On Wednesday, February 28 the Tamil Film Producers Council said that starting from Thursday, March 1, it would participate in an indefinite strike protesting against the Virtual Print Fee charged by digital distribution companies, such as Qube Cinemas Technologies or UFO Moviez. Qube Cinemas Technologies controls around 1,800 screens in south India.
Hence, there won’t be any new releases from any south Indian industry until an agreement is reached between the companies and the TFPC. However, English and Hindi movies will continue to be released as per schedule.
Producers and distributors have to pay the VPF so that companies such as Qube can purchase and install digital cinema projection equipment in movie theatres during release. Speaking about the strike, TFPC treasurer S.R. Prabhu told The Hindu, “The companies are offering a consolation reduction in charges. We want the VPF to go. We have paid it for 10 years and can’t do so anymore.”
“Going forward, we will find theatres and service providers who will not demand VPF. We are paying seven times the handling charges as VPF. It is unfair. Theatres cannot outsource the upgradation of their equipment to producers,” he added.
Producers and distributors usually prefer to avoid releasing big banner films in March due to school examinations. As a result, space opens up for smaller budget movies. However, now they will have to wait for a release owing to the strike.
However, Senthil Kumar, co-founder of Qube Cinemas Technologies Pvt Ltd, said it was unfair for producers to demand an end to VPF charges without considering existing contracts and agreements with theatres. “In Hollywood, producers or studios have been paying $850 as VPF, which is slightly less than the $1,100 that they pay for a film print. If Indian producers had also paid the same amount for 10 years, it would have been possible to recoup the investment costs,” Mr. Kumar was quoted by The Hindu.
“It is not right for them to cherry-pick things from the U.S. model to choose their narrative. We have been offering services for 1/3rd the price. If they choose a date sometime in future, we can work with that. But this is untenable for us as a company,” he added.

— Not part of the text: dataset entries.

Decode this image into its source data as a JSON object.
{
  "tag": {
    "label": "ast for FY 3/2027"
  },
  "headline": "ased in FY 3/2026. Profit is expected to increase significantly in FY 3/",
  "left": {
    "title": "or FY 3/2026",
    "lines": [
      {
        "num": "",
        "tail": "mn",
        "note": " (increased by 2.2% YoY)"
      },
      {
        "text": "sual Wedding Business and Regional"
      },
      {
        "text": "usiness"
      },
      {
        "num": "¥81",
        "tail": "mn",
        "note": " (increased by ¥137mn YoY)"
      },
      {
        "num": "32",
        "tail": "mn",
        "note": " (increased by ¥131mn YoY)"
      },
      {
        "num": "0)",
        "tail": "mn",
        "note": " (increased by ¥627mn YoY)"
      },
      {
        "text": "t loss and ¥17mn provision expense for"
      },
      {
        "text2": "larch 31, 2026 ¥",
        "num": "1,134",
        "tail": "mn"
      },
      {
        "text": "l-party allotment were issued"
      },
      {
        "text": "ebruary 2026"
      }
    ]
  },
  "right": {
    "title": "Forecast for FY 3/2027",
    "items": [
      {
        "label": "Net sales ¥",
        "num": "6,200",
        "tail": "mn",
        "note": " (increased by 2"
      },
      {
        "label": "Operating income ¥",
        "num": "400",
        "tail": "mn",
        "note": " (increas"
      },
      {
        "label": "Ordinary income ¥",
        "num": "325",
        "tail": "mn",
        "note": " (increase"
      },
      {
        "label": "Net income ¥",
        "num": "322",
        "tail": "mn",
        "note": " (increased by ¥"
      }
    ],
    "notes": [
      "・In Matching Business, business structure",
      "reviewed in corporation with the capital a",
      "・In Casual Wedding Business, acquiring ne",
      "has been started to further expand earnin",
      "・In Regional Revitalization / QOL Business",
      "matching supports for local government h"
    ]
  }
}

The issue has been brewing for quite some time now. “What have we done wrong for the film industry? We invested a huge amount of money with a huge risk. If the theatres buy their own equipment, like Sathyam Cinemas [now S2 Cinemas], Inox or PVR Cinemas do, there is no need to pay us a fee. There are operational and maintenance costs. The spares too cost money. Somebody has to pay for the equipment for digital distribution, which has brought down per-print costs considerably,” Senthil Kumar was quoted as saying by The Hindu.
Reportedly, the producers have claimed that the implementation of GST (Goods and Service Tax) is affecting the collections. However, industry veterans said that it was almost impossible for producers to change the system overnight. Producer G. Dhananjayan said, “Compromise is not the solution. Producers cannot be asked to subsidise equipment in theatres anymore. It doesn’t make sense. The Tamil film industry should work with other south Indian film industries.”
Distributor and theatre owners hope that the issue would be sorted out in a couple of weeks.